Information and review guide for final exam

1. What to expect / how to prepare

• The exam is in the classroom, on paper, closed-book
  • The exam is written to take about 90 minutes to complete, which leaves you time to check your work

• You may prepare and bring one page of notes:
  • Letter-size paper (8.5 x 11 inches) or A4, or smaller
  • Write on one side only
  • On the other side, you may print out the 2020 IPA chart (remember to be careful about "hooktop-a", [a])
  • Your notes page must be handwritten — no screenshots or scans
  • Your notes page must be turned in with the exam (but it won't be graded)

• No calculators may be used for this exam
  • You may solve for the variable in question and leave your answers in the form of fractions (or do simple calculations by hand)

• Students with ARS accommodations who wish to take their exam at the Testing Center should follow ARS policies for registering
  • Please let me know ASAP if you will need different accommodations

2. Course content covered by the exam

• The exam is cumulative; the topics covered will reflect the whole course, but with a focus on topics covered since the midterm
  • See study guide for the midterm exam (basic acoustics; tube resonance frequencies; the source-filter model; perturbation & multiple-tube models; vowels)
  • The rest of this page is a study guide for the second part of the course

• Reminder: The following topics from the midterm will definitely be revisited on the final
  • Drawing the spectrum of a complex wave
  • Perturbation theory and the (pressure) nodes/antinodes in the vocal-tract tube

A. The phonetics of consonants

• Be able to discuss the source(s) and filter(s) that are involved in each class of pulmonic consonants we have investigated:
  • fricatives, stops, affricates, nasals, [l], [ɹ], glides

• Be able to use tube models of the vocal tract to predict formants and antiformants for nasals and [l]

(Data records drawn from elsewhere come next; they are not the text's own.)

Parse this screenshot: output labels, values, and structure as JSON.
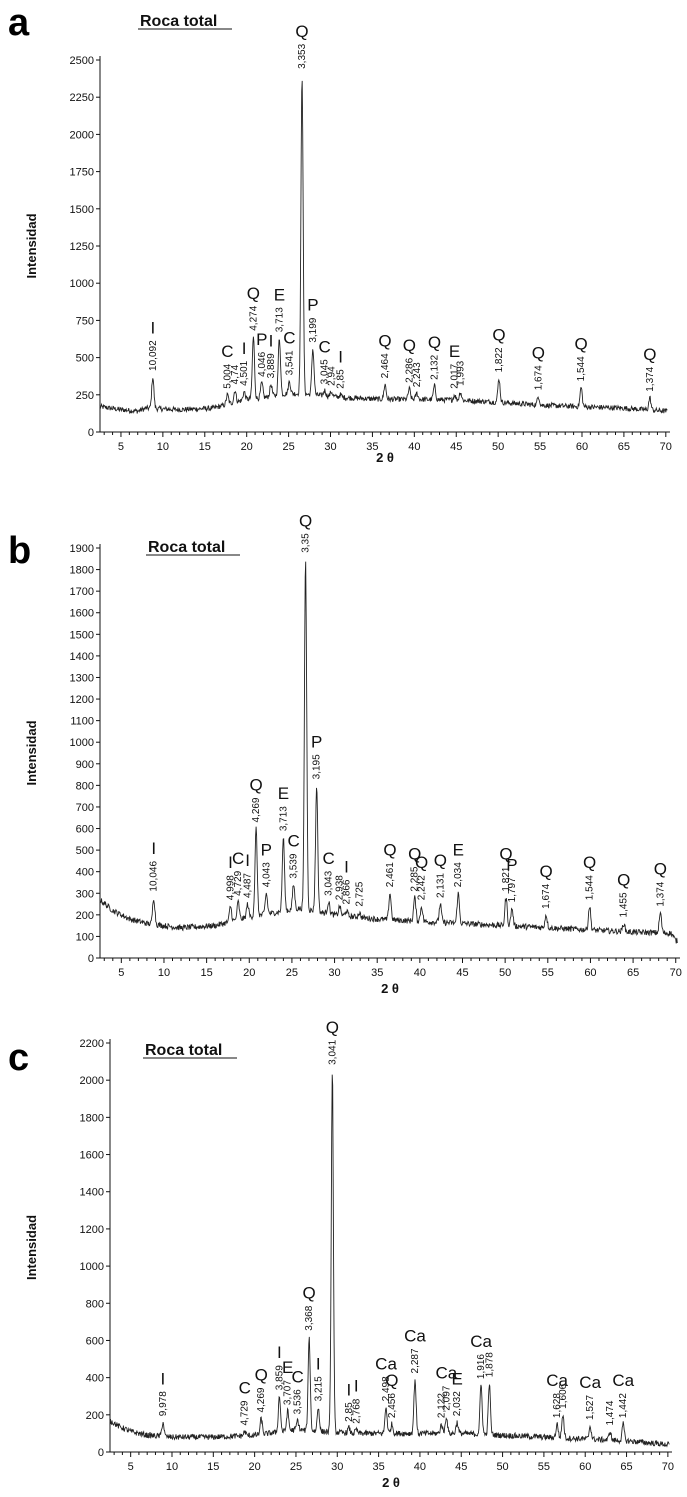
{
  "chart_data": [
    {
      "type": "line",
      "panel_label": "a",
      "title": "Roca total",
      "xlabel": "2 θ",
      "ylabel": "Intensidad",
      "xlim": [
        2.5,
        70.5
      ],
      "ylim": [
        0,
        2500
      ],
      "x_ticks": [
        5,
        10,
        15,
        20,
        25,
        30,
        35,
        40,
        45,
        50,
        55,
        60,
        65,
        70
      ],
      "y_ticks": [
        0,
        250,
        500,
        750,
        1000,
        1250,
        1500,
        1750,
        2000,
        2250,
        2500
      ],
      "baseline": [
        [
          2.5,
          170
        ],
        [
          5,
          150
        ],
        [
          7,
          140
        ],
        [
          8,
          160
        ],
        [
          12,
          150
        ],
        [
          16,
          160
        ],
        [
          18,
          190
        ],
        [
          20,
          220
        ],
        [
          22,
          230
        ],
        [
          25,
          260
        ],
        [
          28,
          250
        ],
        [
          32,
          230
        ],
        [
          36,
          220
        ],
        [
          40,
          220
        ],
        [
          45,
          215
        ],
        [
          50,
          200
        ],
        [
          55,
          180
        ],
        [
          60,
          170
        ],
        [
          65,
          160
        ],
        [
          70,
          140
        ]
      ],
      "peaks": [
        {
          "x": 8.8,
          "y": 370,
          "d": "10,092",
          "m": "I"
        },
        {
          "x": 17.7,
          "y": 250,
          "d": "5,004",
          "m": "C"
        },
        {
          "x": 18.6,
          "y": 280,
          "d": "4,74",
          "m": ""
        },
        {
          "x": 19.7,
          "y": 270,
          "d": "4,501",
          "m": "I"
        },
        {
          "x": 20.8,
          "y": 640,
          "d": "4,274",
          "m": "Q"
        },
        {
          "x": 21.8,
          "y": 330,
          "d": "4,046",
          "m": "P"
        },
        {
          "x": 22.9,
          "y": 320,
          "d": "3,889",
          "m": "I"
        },
        {
          "x": 23.9,
          "y": 630,
          "d": "3,713",
          "m": "E"
        },
        {
          "x": 25.1,
          "y": 340,
          "d": "3,541",
          "m": "C"
        },
        {
          "x": 26.6,
          "y": 2400,
          "d": "3,353",
          "m": "Q"
        },
        {
          "x": 27.9,
          "y": 560,
          "d": "3,199",
          "m": "P"
        },
        {
          "x": 29.3,
          "y": 280,
          "d": "3,045",
          "m": "C"
        },
        {
          "x": 30.1,
          "y": 270,
          "d": "2,94",
          "m": ""
        },
        {
          "x": 31.2,
          "y": 250,
          "d": "2,85",
          "m": "I"
        },
        {
          "x": 36.5,
          "y": 320,
          "d": "2,464",
          "m": "Q"
        },
        {
          "x": 39.4,
          "y": 290,
          "d": "2,286",
          "m": "Q"
        },
        {
          "x": 40.3,
          "y": 260,
          "d": "2,243",
          "m": ""
        },
        {
          "x": 42.4,
          "y": 310,
          "d": "2,132",
          "m": "Q"
        },
        {
          "x": 44.8,
          "y": 250,
          "d": "2,017",
          "m": "E"
        },
        {
          "x": 45.5,
          "y": 270,
          "d": "1,993",
          "m": ""
        },
        {
          "x": 50.1,
          "y": 360,
          "d": "1,822",
          "m": "Q"
        },
        {
          "x": 54.8,
          "y": 240,
          "d": "1,674",
          "m": "Q"
        },
        {
          "x": 59.9,
          "y": 300,
          "d": "1,544",
          "m": "Q"
        },
        {
          "x": 68.1,
          "y": 230,
          "d": "1,374",
          "m": "Q"
        }
      ]
    },
    {
      "type": "line",
      "panel_label": "b",
      "title": "Roca total",
      "xlabel": "2 θ",
      "ylabel": "Intensidad",
      "xlim": [
        2.5,
        70.5
      ],
      "ylim": [
        0,
        1900
      ],
      "x_ticks": [
        5,
        10,
        15,
        20,
        25,
        30,
        35,
        40,
        45,
        50,
        55,
        60,
        65,
        70
      ],
      "y_ticks": [
        0,
        100,
        200,
        300,
        400,
        500,
        600,
        700,
        800,
        900,
        1000,
        1100,
        1200,
        1300,
        1400,
        1500,
        1600,
        1700,
        1800,
        1900
      ],
      "baseline": [
        [
          2.5,
          270
        ],
        [
          4,
          220
        ],
        [
          6,
          180
        ],
        [
          8,
          160
        ],
        [
          12,
          140
        ],
        [
          16,
          150
        ],
        [
          18,
          170
        ],
        [
          20,
          190
        ],
        [
          23,
          210
        ],
        [
          26,
          230
        ],
        [
          30,
          200
        ],
        [
          35,
          180
        ],
        [
          40,
          170
        ],
        [
          45,
          160
        ],
        [
          50,
          150
        ],
        [
          55,
          140
        ],
        [
          60,
          130
        ],
        [
          65,
          120
        ],
        [
          69.5,
          115
        ],
        [
          70,
          80
        ]
      ],
      "peaks": [
        {
          "x": 8.8,
          "y": 280,
          "d": "10,046",
          "m": "I"
        },
        {
          "x": 17.8,
          "y": 240,
          "d": "4,998",
          "m": "I"
        },
        {
          "x": 18.7,
          "y": 260,
          "d": "4,729",
          "m": "C"
        },
        {
          "x": 19.8,
          "y": 250,
          "d": "4,487",
          "m": "I"
        },
        {
          "x": 20.8,
          "y": 600,
          "d": "4,269",
          "m": "Q"
        },
        {
          "x": 22.0,
          "y": 300,
          "d": "4,043",
          "m": "P"
        },
        {
          "x": 24.0,
          "y": 560,
          "d": "3,713",
          "m": "E"
        },
        {
          "x": 25.2,
          "y": 340,
          "d": "3,539",
          "m": "C"
        },
        {
          "x": 26.6,
          "y": 1850,
          "d": "3,35",
          "m": "Q"
        },
        {
          "x": 27.9,
          "y": 800,
          "d": "3,195",
          "m": "P"
        },
        {
          "x": 29.3,
          "y": 260,
          "d": "3,043",
          "m": "C"
        },
        {
          "x": 30.6,
          "y": 240,
          "d": "2,938",
          "m": ""
        },
        {
          "x": 31.4,
          "y": 220,
          "d": "2,866",
          "m": "I"
        },
        {
          "x": 32.9,
          "y": 210,
          "d": "2,725",
          "m": ""
        },
        {
          "x": 36.5,
          "y": 300,
          "d": "2,461",
          "m": "Q"
        },
        {
          "x": 39.4,
          "y": 280,
          "d": "2,285",
          "m": "Q"
        },
        {
          "x": 40.2,
          "y": 240,
          "d": "2,242",
          "m": "Q"
        },
        {
          "x": 42.4,
          "y": 250,
          "d": "2,131",
          "m": "Q"
        },
        {
          "x": 44.5,
          "y": 300,
          "d": "2,034",
          "m": "E"
        },
        {
          "x": 50.1,
          "y": 280,
          "d": "1,821",
          "m": "Q"
        },
        {
          "x": 50.8,
          "y": 230,
          "d": "1,797",
          "m": "P"
        },
        {
          "x": 54.8,
          "y": 200,
          "d": "1,674",
          "m": "Q"
        },
        {
          "x": 59.9,
          "y": 240,
          "d": "1,544",
          "m": "Q"
        },
        {
          "x": 63.9,
          "y": 160,
          "d": "1,455",
          "m": "Q"
        },
        {
          "x": 68.2,
          "y": 210,
          "d": "1,374",
          "m": "Q"
        }
      ]
    },
    {
      "type": "line",
      "panel_label": "c",
      "title": "Roca total",
      "xlabel": "2 θ",
      "ylabel": "Intensidad",
      "xlim": [
        2.5,
        70.5
      ],
      "ylim": [
        0,
        2200
      ],
      "x_ticks": [
        5,
        10,
        15,
        20,
        25,
        30,
        35,
        40,
        45,
        50,
        55,
        60,
        65,
        70
      ],
      "y_ticks": [
        0,
        200,
        400,
        600,
        800,
        1000,
        1200,
        1400,
        1600,
        1800,
        2000,
        2200
      ],
      "baseline": [
        [
          2.5,
          170
        ],
        [
          3.5,
          140
        ],
        [
          5,
          110
        ],
        [
          7,
          90
        ],
        [
          10,
          80
        ],
        [
          15,
          80
        ],
        [
          20,
          90
        ],
        [
          25,
          120
        ],
        [
          28,
          110
        ],
        [
          32,
          100
        ],
        [
          36,
          100
        ],
        [
          40,
          100
        ],
        [
          45,
          100
        ],
        [
          50,
          90
        ],
        [
          55,
          80
        ],
        [
          60,
          70
        ],
        [
          65,
          60
        ],
        [
          70,
          40
        ]
      ],
      "peaks": [
        {
          "x": 8.9,
          "y": 160,
          "d": "9,978",
          "m": "I"
        },
        {
          "x": 18.8,
          "y": 110,
          "d": "4,729",
          "m": "C"
        },
        {
          "x": 20.8,
          "y": 180,
          "d": "4,269",
          "m": "Q"
        },
        {
          "x": 23.0,
          "y": 300,
          "d": "3,859",
          "m": "I"
        },
        {
          "x": 24.0,
          "y": 220,
          "d": "3,707",
          "m": "E"
        },
        {
          "x": 25.2,
          "y": 170,
          "d": "3,536",
          "m": "C"
        },
        {
          "x": 26.6,
          "y": 620,
          "d": "3,368",
          "m": "Q"
        },
        {
          "x": 27.7,
          "y": 240,
          "d": "3,215",
          "m": "I"
        },
        {
          "x": 29.4,
          "y": 2050,
          "d": "3,041",
          "m": "Q"
        },
        {
          "x": 31.4,
          "y": 130,
          "d": "2,85",
          "m": "I"
        },
        {
          "x": 32.3,
          "y": 120,
          "d": "2,768",
          "m": "I"
        },
        {
          "x": 35.9,
          "y": 240,
          "d": "2,498",
          "m": "Ca"
        },
        {
          "x": 36.6,
          "y": 150,
          "d": "2,456",
          "m": "Q"
        },
        {
          "x": 39.4,
          "y": 390,
          "d": "2,287",
          "m": "Ca"
        },
        {
          "x": 42.6,
          "y": 150,
          "d": "2,122",
          "m": ""
        },
        {
          "x": 43.2,
          "y": 190,
          "d": "2,097",
          "m": "Ca"
        },
        {
          "x": 44.5,
          "y": 160,
          "d": "2,032",
          "m": "E"
        },
        {
          "x": 47.4,
          "y": 360,
          "d": "1,916",
          "m": "Ca"
        },
        {
          "x": 48.4,
          "y": 370,
          "d": "1,878",
          "m": ""
        },
        {
          "x": 56.6,
          "y": 150,
          "d": "1,628",
          "m": "Ca"
        },
        {
          "x": 57.3,
          "y": 200,
          "d": "1,606",
          "m": ""
        },
        {
          "x": 60.6,
          "y": 140,
          "d": "1,527",
          "m": "Ca"
        },
        {
          "x": 63.0,
          "y": 110,
          "d": "1,474",
          "m": ""
        },
        {
          "x": 64.6,
          "y": 150,
          "d": "1,442",
          "m": "Ca"
        }
      ]
    }
  ]
}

• Be able to identify voicing, place of articulation, and manner of articulation from a waveform + spectrogram display
  • Most of the questions in this category will involve matching a display to a transcription, or choosing an answer from a set of options
  • But, be able to defend your waveform/spectrogram interpretations with reference to aspects of the source-filter model

• Vocal-fold vibration: Understand the basic muscular and aerodynamic factors involved (myoelastic-aerodynamic model)
  • What is the role of muscular tension?
  • What is the role of air pressure?

• Voice onset time (VOT)
  • Understand how the actions of the articulators give rise to different VOT values
  • Know how to measure VOT, given a waveform + spectrogram display

• Airstream mechanisms
  • Be able to explain what causes air to move for ejectives specifically
  • Given a waveform and/or spectrogram:
    • Be able to distinguish ejectives from voiceless plosives
    • Be able to distinguish voiced implosives from voiced plosives
    • There won't be any waveform/spectrogram questions about clicks

• Phonation types will not be included!

B. Applying phonetics knowledge in linguistics research

• Case studies where we can use phonetics knowledge to answer broader questions
  • Sociophonetics — using phonetic analysis to diagnose differences among language varieties, social groups, or speaker behavior in different situations
    • What is the reason for using the Wells lexical sets in discussing English phonetics?
  • Be prepared to use your knowledge of phonetics to comment on or describe some other kind of language phenomenon

• Experimental phonetics and DSP
  • Be able to interpret quantitative information (i.e., data from Praat) to reach conclusions about speech sounds; you will not need to explain how to get this information from Praat, but be able to interpret such information and relate it to articulation and the source-filter model
    Examples:
    • Duration (VOT, vowel or consonant duration, etc.)
    • f₀
    • Vowel formants
    • Formant transitions due to consonant place of articulation
    • Fricative center of gravity/centroid (first spectral moment) and dispersion/standard deviation (second spectral moment)
  • Understand basic concepts in working with digital sound files
    • Understand the difference between continuous (analog) and discrete (digital) representations of a sound wave
    • Know what sampling rate is, and what factors should be considered in setting this value
  • Be able to bring your knowledge of phonetics to bear in thinking critically about an experiment; examples:
    • Be able to state a hypothesis on the basis of phonetic facts or facts about a language
    • Be able to design materials to probe a particular research question
    • Be able to critique how well a given experimental design relates to a particular research question

3. General study suggestions

• Use class slides along with readings to get a sense of what material will be emphasized most. Look over the readings again to see how the various concepts we have covered fit together.

• Be able to solve a problem that is like any of the problems that have appeared on lab assignments, prep questions, or the midterm exam. You may want to try doing assignment or exam problems again without looking at the answers. Try to understand the general concepts behind the problems. Be able to apply what you know to new contexts or situations.

• Be able to answer "application questions" using your knowledge of the material — for example, be able to propose an explanation for a fact about the sounds of some language based on what you know about articulation or acoustics.